NDIS Intermediate Drivers (NDIS 5.1)

Note   NDIS 5. x has been deprecated and is superseded by NDIS 6. x. For new NDIS driver development, see Network Drivers Starting with Windows Vista. For information about porting NDIS 5. x drivers to NDIS 6. x, see Porting NDIS 5.x Drivers to NDIS 6.0.

As the following figure illustrates, intermediate drivers are typically layered between miniport drivers and transport protocol drivers.

Because of its intermediate position in the driver hierarchy, an intermediate driver must communicate with both overlying protocol drivers and underlying miniport drivers in order to expose:

  • Protocol entry points

    At its lower edge, NDIS calls the ProtocolXxx functions to communicate requests from underlying miniport drivers. The intermediate driver looks like a protocol driver to an underlying miniport driver.

  • Miniport driver entry points

    At its upper edge, NDIS calls the MiniportXxx functions to communicate the requests of one or more overlying protocol drivers. The intermediate driver looks like a miniport driver to an overlying protocol driver.

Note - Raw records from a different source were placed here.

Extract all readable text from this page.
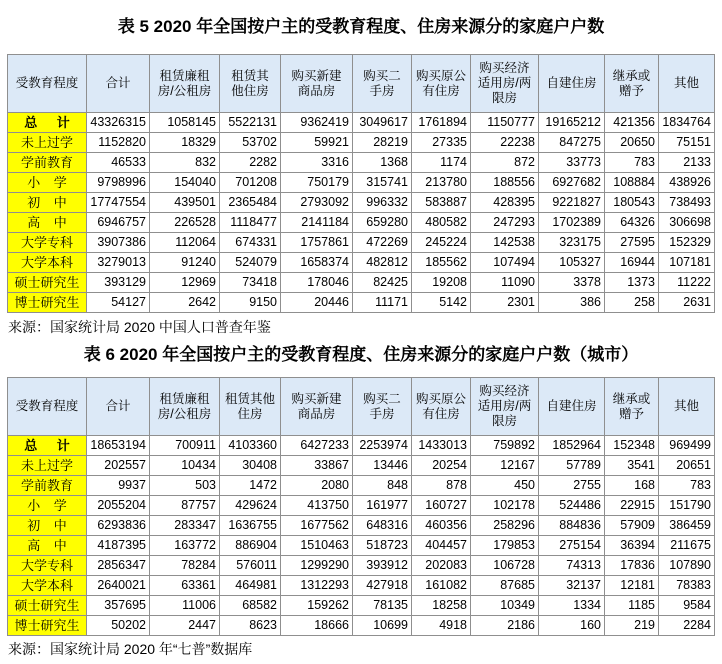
表 5 2020 年全国按户主的受教育程度、住房来源分的家庭户户数
受教育程度	合计	租赁廉租房/公租房	租赁其他住房	购买新建商品房	购买二手房	购买原公有住房	购买经济适用房/两限房	自建住房	继承或赠予	其他
总 计	43326315	1058145	5522131	9362419	3049617	1761894	1150777	19165212	421356	1834764
未上过学	1152820	18329	53702	59921	28219	27335	22238	847275	20650	75151
学前教育	46533	832	2282	3316	1368	1174	872	33773	783	2133
小 学	9798996	154040	701208	750179	315741	213780	188556	6927682	108884	438926
初 中	17747554	439501	2365484	2793092	996332	583887	428395	9221827	180543	738493
高 中	6946757	226528	1118477	2141184	659280	480582	247293	1702389	64326	306698
大学专科	3907386	112064	674331	1757861	472269	245224	142538	323175	27595	152329
大学本科	3279013	91240	524079	1658374	482812	185562	107494	105327	16944	107181
硕士研究生	393129	12969	73418	178046	82425	19208	11090	3378	1373	11222
博士研究生	54127	2642	9150	20446	11171	5142	2301	386	258	2631
来源：国家统计局 2020 中国人口普查年鉴
表 6 2020 年全国按户主的受教育程度、住房来源分的家庭户户数（城市）
受教育程度	合计	租赁廉租房/公租房	租赁其他住房	购买新建商品房	购买二手房	购买原公有住房	购买经济适用房/两限房	自建住房	继承或赠予	其他
总 计	18653194	700911	4103360	6427233	2253974	1433013	759892	1852964	152348	969499
未上过学	202557	10434	30408	33867	13446	20254	12167	57789	3541	20651
学前教育	9937	503	1472	2080	848	878	450	2755	168	783
小 学	2055204	87757	429624	413750	161977	160727	102178	524486	22915	151790
初 中	6293836	283347	1636755	1677562	648316	460356	258296	884836	57909	386459
高 中	4187395	163772	886904	1510463	518723	404457	179853	275154	36394	211675
大学专科	2856347	78284	576011	1299290	393912	202083	106728	74313	17836	107890
大学本科	2640021	63361	464981	1312293	427918	161082	87685	32137	12181	78383
硕士研究生	357695	11006	68582	159262	78135	18258	10349	1334	1185	9584
博士研究生	50202	2447	8623	18666	10699	4918	2186	160	219	2284
来源：国家统计局 2020 年“七普”数据库
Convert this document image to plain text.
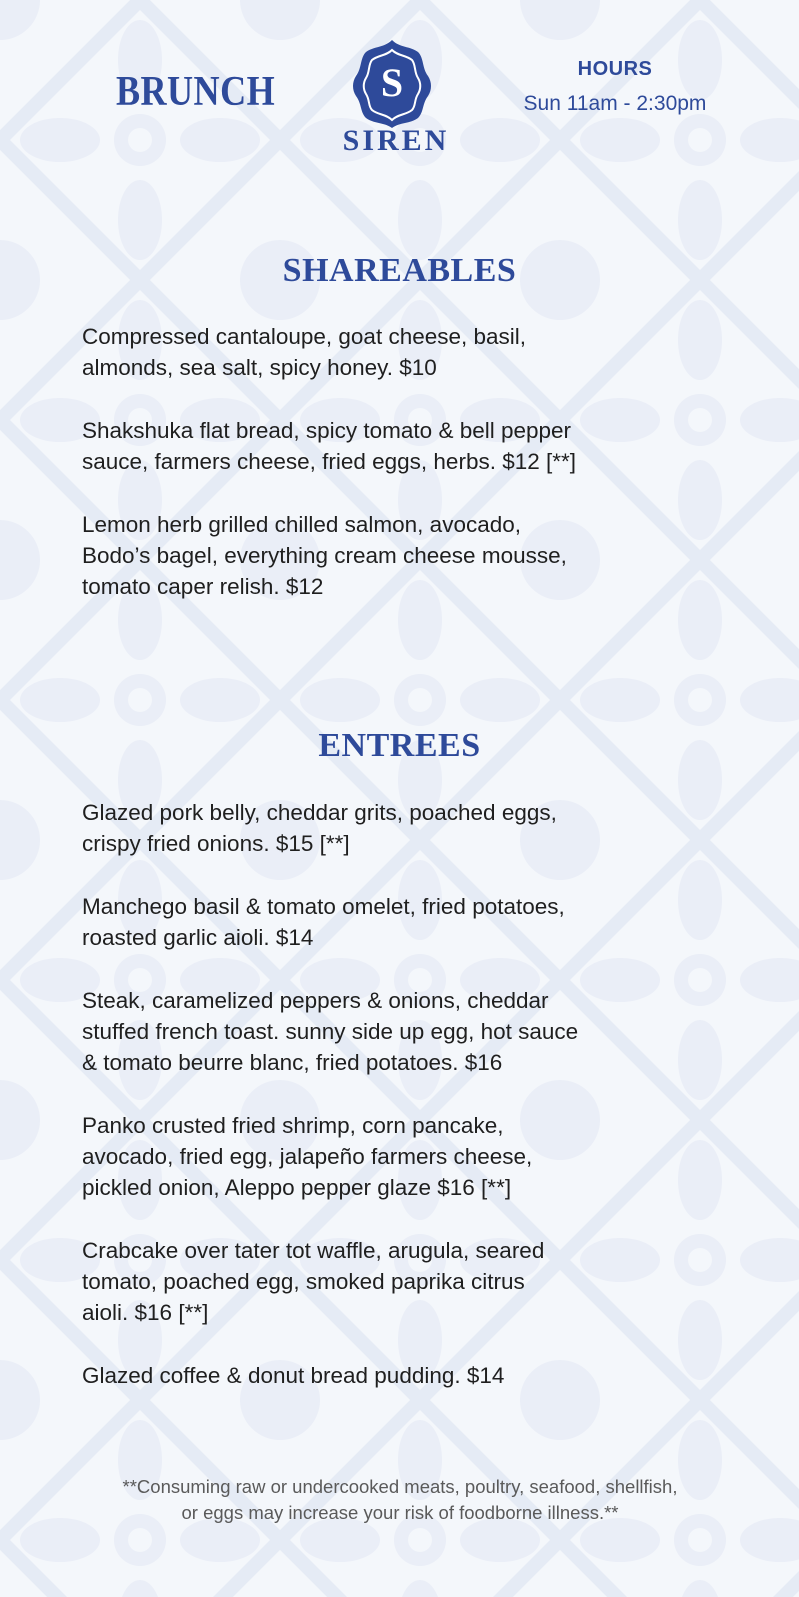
BRUNCH	S
SIREN
HOURS
Sun 11am - 2:30pm
SHAREABLES
Compressed cantaloupe, goat cheese, basil,
almonds, sea salt, spicy honey. $10
Shakshuka flat bread, spicy tomato & bell pepper
sauce, farmers cheese, fried eggs, herbs. $12 [**]
Lemon herb grilled chilled salmon, avocado,
Bodo’s bagel, everything cream cheese mousse,
tomato caper relish. $12
ENTREES
Glazed pork belly, cheddar grits, poached eggs,
crispy fried onions. $15 [**]
Manchego basil & tomato omelet, fried potatoes,
roasted garlic aioli. $14
Steak, caramelized peppers & onions, cheddar
stuffed french toast. sunny side up egg, hot sauce
& tomato beurre blanc, fried potatoes. $16
Panko crusted fried shrimp, corn pancake,
avocado, fried egg, jalapeño farmers cheese,
pickled onion, Aleppo pepper glaze $16 [**]
Crabcake over tater tot waffle, arugula, seared
tomato, poached egg, smoked paprika citrus
aioli. $16 [**]
Glazed coffee & donut bread pudding. $14

**Consuming raw or undercooked meats, poultry, seafood, shellfish,
or eggs may increase your risk of foodborne illness.**
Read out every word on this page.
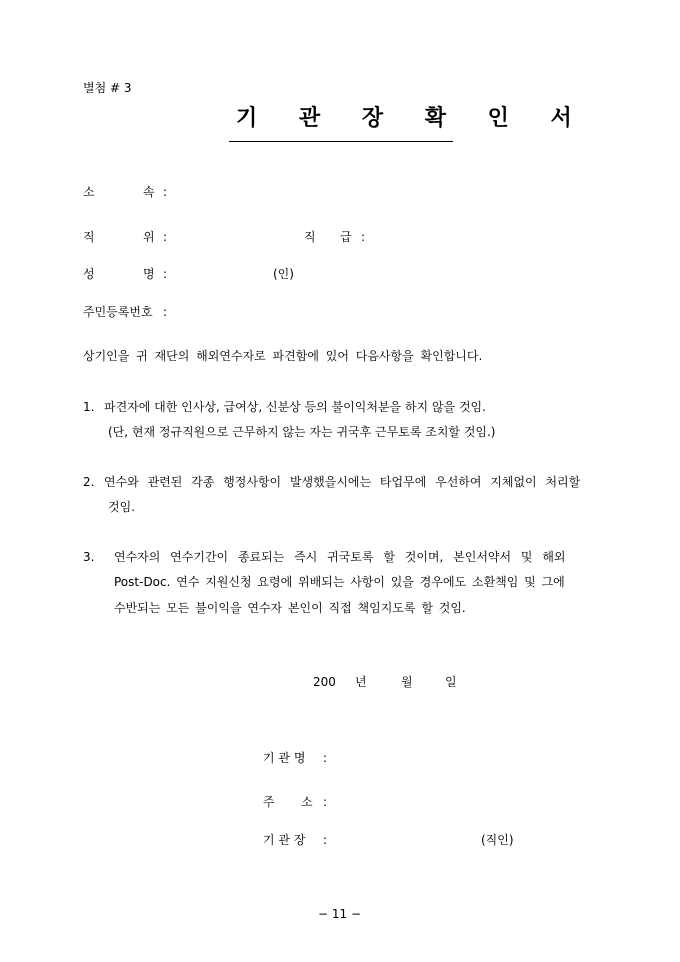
별첨 # 3
기 관 장 확 인 서
소	속 :
직	위 :	직 급 :
성	명 :	(인)
주민등록번호 :
상기인을 귀 재단의 해외연수자로 파견함에 있어 다음사항을 확인합니다.
1. 파견자에 대한 인사상, 급여상, 신분상 등의 불이익처분을 하지 않을 것임.
(단, 현재 정규직원으로 근무하지 않는 자는 귀국후 근무토록 조치할 것임.)
2. 연수와 관련된 각종 행정사항이 발생했을시에는 타업무에 우선하여 지체없이 처리할
것임.
3. 연수자의 연수기간이 종료되는 즉시 귀국토록 할 것이며, 본인서약서 및 해외
Post-Doc. 연수 지원신청 요령에 위배되는 사항이 있을 경우에도 소환책임 및 그에
수반되는 모든 불이익을 연수자 본인이 직접 책임지도록 할 것임.
200 년	월	일
기 관 명 :
주 소 :
기 관 장 :	(직인)
− 11 −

Although it exports a subset of the MiniportXxx functions at its upper edge, an intermediate driver does not actually manage a physical NIC. Instead, it exports one or more virtual adapters, to which overlying protocols can bind. To a protocol driver, a virtual adapter exported by an intermediate driver appears to be a physical NIC. When a protocol driver sends packets or requests to a virtual adapter, the intermediate driver propagates these packets and requests to the underlying miniport driver. When the underlying miniport driver indicates received packets, responds to a protocol's requests for information, or indicates status, the intermediate driver propagates such packets, responses, and status up to the protocol drivers that are bound to the virtual adapter.

You can use intermediate drivers to:

  • Translate between different network media

    For example, the function of an intermediate driver layered between Ethernet and Token Ring transports and an ATM miniport driver is to map Ethernet and Token Ring packets to ATM packets and vice versa.

  • Filter packets

    A packet scheduler is an example of an intermediate driver that is used as a filter driver. A packet scheduler reads priority information in each send packet that is passed down by a transport for transmission, and each receive packet that is indicated up by a miniport driver. The packet scheduler then schedules each packet for transmission or reception based on its priority.

  • Balance packet transmission across more than one NIC

    A load balancing driver exposes one virtual adapter to overlying transport protocols and distributes send packets across more than one NIC.